Studies of the human microbiome have revealed that even healthy individuals differ remarkably in the microbes thatoccupy habitats such as the gut, skin and vagina. Much of this diversity remains unexplained, although diet,environment, host genetics and early microbial exposure have all been implicated. Accordingly, to characterize theecology of human-associated microbial communities, the Human Microbiome Project has analysed the largest cohortand set of distinct, clinically relevant body habitats so far. We found the diversity and abundance of each habitat’ssignature microbes to vary widely even among healthy subjects, with strong niche specialization both within and amongindividuals. The project encountered an estimated 81–99% of the genera, enzyme families and communityconfigurations occupied by the healthy Western microbiome. Metagenomic carriage of metabolic pathways wasstable among individuals despite variation in community structure, and ethnic/racial background proved to be one ofthe strongest associations of both pathways and microbes with clinical metadata. These results thus delineate the rangeof structural and functional configurations normal in the microbial communities of a healthy population, enabling futurecharacterization of the epidemiology, ecology and translational applications of the human microbiome.

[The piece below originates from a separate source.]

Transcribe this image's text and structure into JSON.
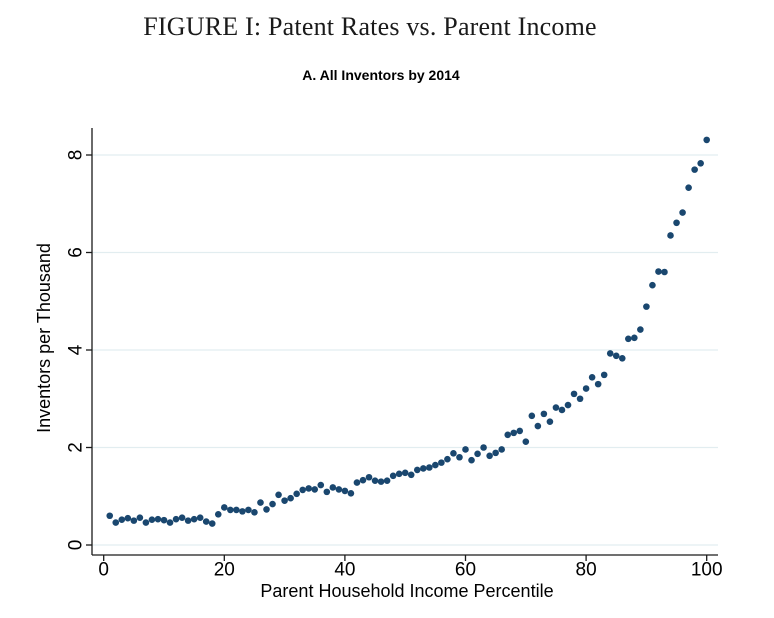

It seems that most of the errors now are right on end-of-line boundaries? It's interesting that these particular errors were working previously in the copy/paste text that @dwhly provided. So perhaps the select/search algorithm merge (if it happened) stomped on something that was working better in the previous select algorithm?

mitar commented 11 years ago

@tilgovi yes, pdf.js works quite nicely on the server in head-less mode. We are using this in our meteor-pdf.js module. Adding OCR to it would be great feature when opening pdf.js on the server side to allow better full-text search even for PDFs which lack text content themselves. And then we could even push that OCR text to the client to overlay for text selection.

Do you know of any OCR library for node.js?

tilgovi commented 11 years ago

Maybe shell out to OCRopus?

speedplane commented 9 years ago

PR #5783 should fix this.

timvandermeij commented 8 years ago

Fixed after recent text selection patches.